AI and computer vision for the livestock sector
Chronobiology, genomics and systems biology
Research interests:
Our research is at the intersection of animal genomics, bioinformatics, artificial intelligence, computer vision, sensor development, and precision livestock farming. We are passionate about transforming complex biological and production data into actionable knowledge that improves animal health, welfare, productivity, and sustainability. Through our MAPAQ Research Chair in Digital Vision for Smart Animal Production, we develop innovative imaging technologies, intelligent sensors, and machine learning approaches to monitor animals and their environment in real time. Our work integrates data from genomic analyses, automated phenotyping systems, wearable and environmental sensors, and computer vision platforms to better understand animal physiology and behavior. A major focus of our research is the development of next-generation decision-support tools capable of combining large-scale genomic information with continuous streams of data generated on modern farms. By leveraging advances in artificial intelligence and data science, we aim to accelerate genetic improvement, optimize management practices, and support sustainable livestock production systems. We are also exploring emerging questions in systems biology and chronobiology to better understand how biological rhythms influence animal health, metabolism, reproduction, welfare, and performance. These novel perspectives open exciting opportunities for developing innovative management strategies adapted to the biological needs of animals. Our laboratory offers students a highly interdisciplinary environment where biology, engineering, computer science, and data analytics converge. We welcome students interested in developing cutting-edge technologies and data-driven solutions that will shape the future of animal production.

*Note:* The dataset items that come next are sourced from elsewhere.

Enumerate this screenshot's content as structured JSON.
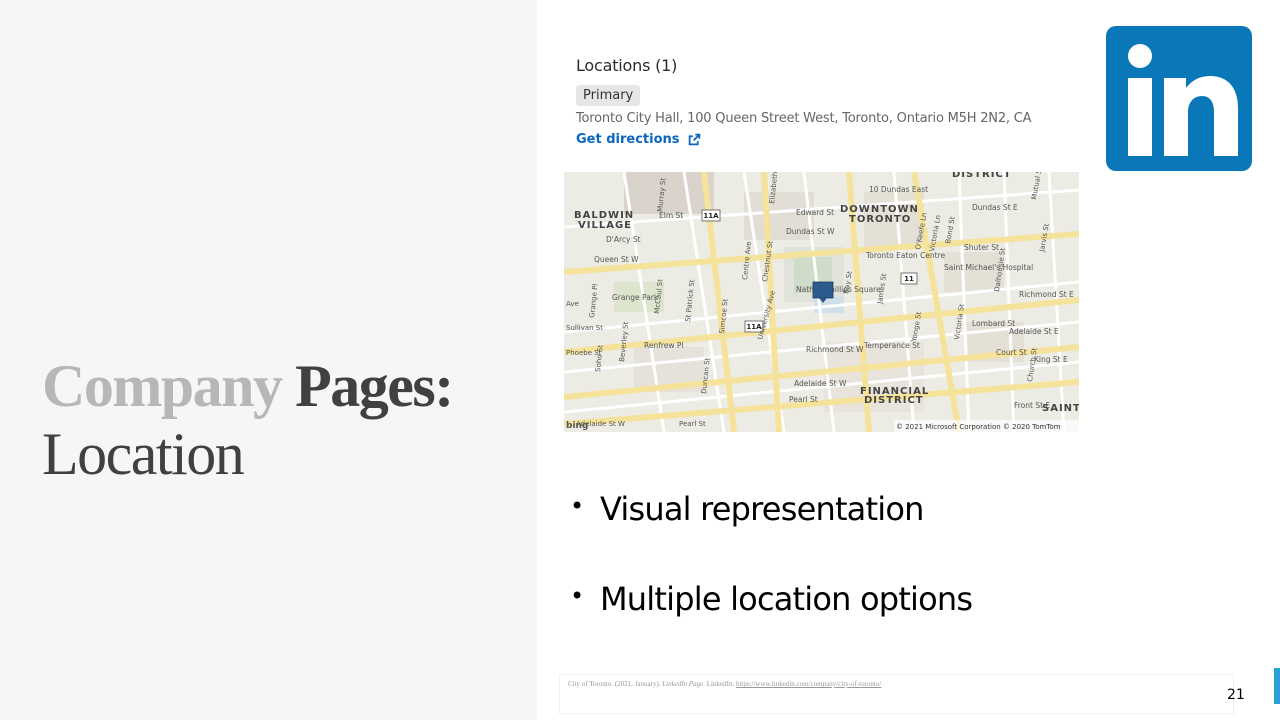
{
  "slide": {
    "title_part1": "Company",
    "title_part2": "Pages:",
    "title_part3": "Location",
    "page_number": "21",
    "accent_color": "#29a1d6"
  },
  "locations": {
    "heading": "Locations (1)",
    "badge": "Primary",
    "address": "Toronto City Hall, 100 Queen Street West, Toronto, Ontario M5H 2N2, CA",
    "link_label": "Get directions",
    "link_icon": "external-link-icon",
    "link_color": "#0a66c2"
  },
  "logo": {
    "text": "in",
    "bg_color": "#0a78b8"
  },
  "map": {
    "attribution": "© 2021 Microsoft Corporation © 2020 TomTom",
    "provider": "bing",
    "districts": [
      "BALDWIN",
      "VILLAGE",
      "DOWNTOWN",
      "TORONTO",
      "FINANCIAL",
      "DISTRICT",
      "SAINT",
      "DISTRICT"
    ],
    "labels": [
      "Elm St",
      "Edward St",
      "Dundas St W",
      "Dundas St E",
      "D'Arcy St",
      "Shuter St",
      "Grange Park",
      "Richmond St W",
      "Richmond St E",
      "Adelaide St W",
      "Adelaide St E",
      "Temperance St",
      "Lombard St",
      "Court St",
      "King St E",
      "Pearl St",
      "Front St E",
      "Renfrew Pl",
      "Queen St W",
      "10 Dundas East",
      "Toronto Eaton Centre",
      "Saint Michael's Hospital",
      "Nathan Phillips Square",
      "Yonge St",
      "Bay St",
      "James St",
      "Victoria St",
      "Church St",
      "Jarvis St",
      "Mutual St",
      "Dalhousie St",
      "Bond St",
      "O'Keefe Ln",
      "Victoria Ln",
      "Chestnut St",
      "Centre Ave",
      "University Ave",
      "Simcoe St",
      "St Patrick St",
      "McCaul St",
      "Beverley St",
      "Soho St",
      "Grange Pl",
      "Sullivan St",
      "Phoebe St",
      "Duncan St",
      "Murray St",
      "Elizabeth St",
      "Ave",
      "Pearl St",
      "Adelaide St W"
    ],
    "route_shields": [
      "11A",
      "11A",
      "11"
    ]
  },
  "bullets": [
    "Visual representation",
    "Multiple location options"
  ],
  "citation": {
    "prefix": "City of Toronto. (2021, January). ",
    "italic": "LinkedIn Page.",
    "middle": " LinkedIn. ",
    "url": "https://www.linkedin.com/company/city-of-toronto/"
  }
}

In collaboration with leading national and international research partners, our team is also developing innovative machine learning and deep learning models based on milk mid-infrared (MIR) spectroscopy data. These projects aim to unlock the full potential of routinely collected milk spectra for the early detection of health and metabolic disorders, the monitoring of animal resilience and welfare, and the prediction of processing and technological properties of milk. By combining MIR phenotypes with genomic, sensor, environmental, and production data, we seek to develop robust predictive tools that will support precision management on farms and enhance the value chain from animal production to dairy processing.